In the face of a child’s death and glaring statutory ambiguity, lawmakers now have the opportunity — and arguably the obligation — to revisit these reforms and make them enforceable, not discretionary.
The Core Question
The settlement resolves civil exposure.
It does not resolve whether California’s charter oversight framework — particularly in non-classroom-based models — is structurally equipped to translate mandated reporter training into mandated reporter action.
If training can exist alongside catastrophic non-reporting, then oversight must be measured by more than training certificates.
If a district of fewer than 500 in-district students can oversee more than 13,000 charter students, then capacity and scale must be examined in concrete terms.

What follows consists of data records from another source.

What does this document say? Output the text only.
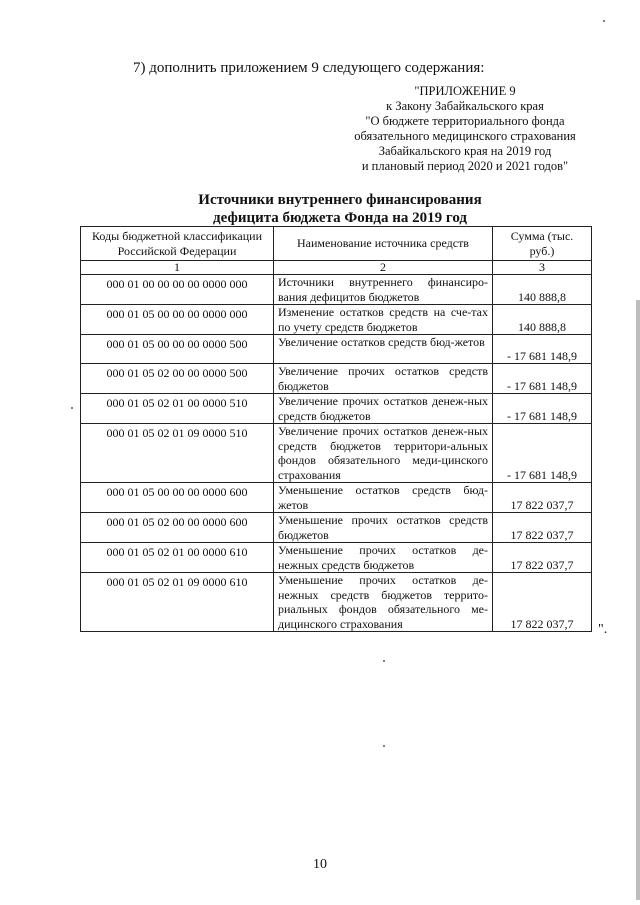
7) дополнить приложением 9 следующего содержания:
"ПРИЛОЖЕНИЕ 9
к Закону Забайкальского края
"О бюджете территориального фонда
обязательного медицинского страхования
Забайкальского края на 2019 год
и плановый период 2020 и 2021 годов"
Источники внутреннего финансирования
дефицита бюджета Фонда на 2019 год
Коды бюджетной классификации Российской Федерации	Наименование источника средств	Сумма (тыс. руб.)
1	2	3
000 01 00 00 00 00 0000 000	Источники внутреннего финансиро-вания дефицитов бюджетов	140 888,8
000 01 05 00 00 00 0000 000	Изменение остатков средств на сче-тах по учету средств бюджетов	140 888,8
000 01 05 00 00 00 0000 500	Увеличение остатков средств бюд-жетов	- 17 681 148,9
000 01 05 02 00 00 0000 500	Увеличение прочих остатков средств бюджетов	- 17 681 148,9
000 01 05 02 01 00 0000 510	Увеличение прочих остатков денеж-ных средств бюджетов	- 17 681 148,9
000 01 05 02 01 09 0000 510	Увеличение прочих остатков денеж-ных средств бюджетов территори-альных фондов обязательного меди-цинского страхования	- 17 681 148,9
000 01 05 00 00 00 0000 600	Уменьшение остатков средств бюд-жетов	17 822 037,7
000 01 05 02 00 00 0000 600	Уменьшение прочих остатков средств бюджетов	17 822 037,7
000 01 05 02 01 00 0000 610	Уменьшение прочих остатков де-нежных средств бюджетов	17 822 037,7
000 01 05 02 01 09 0000 610	Уменьшение прочих остатков де-нежных средств бюджетов террито-риальных фондов обязательного ме-дицинского страхования	17 822 037,7 ".
10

“Meaningful oversight” cannot be a phrase invoked only when convenient. It must be defined, operationalized, and documented.
Because when training exists and reporting does not, the question is no longer whether the law was technically followed.
The question is whether the system functioned.
In this case, a child died. Two others survived only after extreme medical intervention. The civil case has concluded. The statutory questions have not. Until “meaningful oversight” is defined not merely as the existence of training certificates, but as the functional ability to detect and interrupt harm, the system remains vulnerable to the same failure.
If California’s oversight system does not evolve to require documented, functional accountability — not just paperwork — then the question is not only whether the law was followed but whether it was sufficient. Arabella’s story should demand more than compliance; it should demand protection.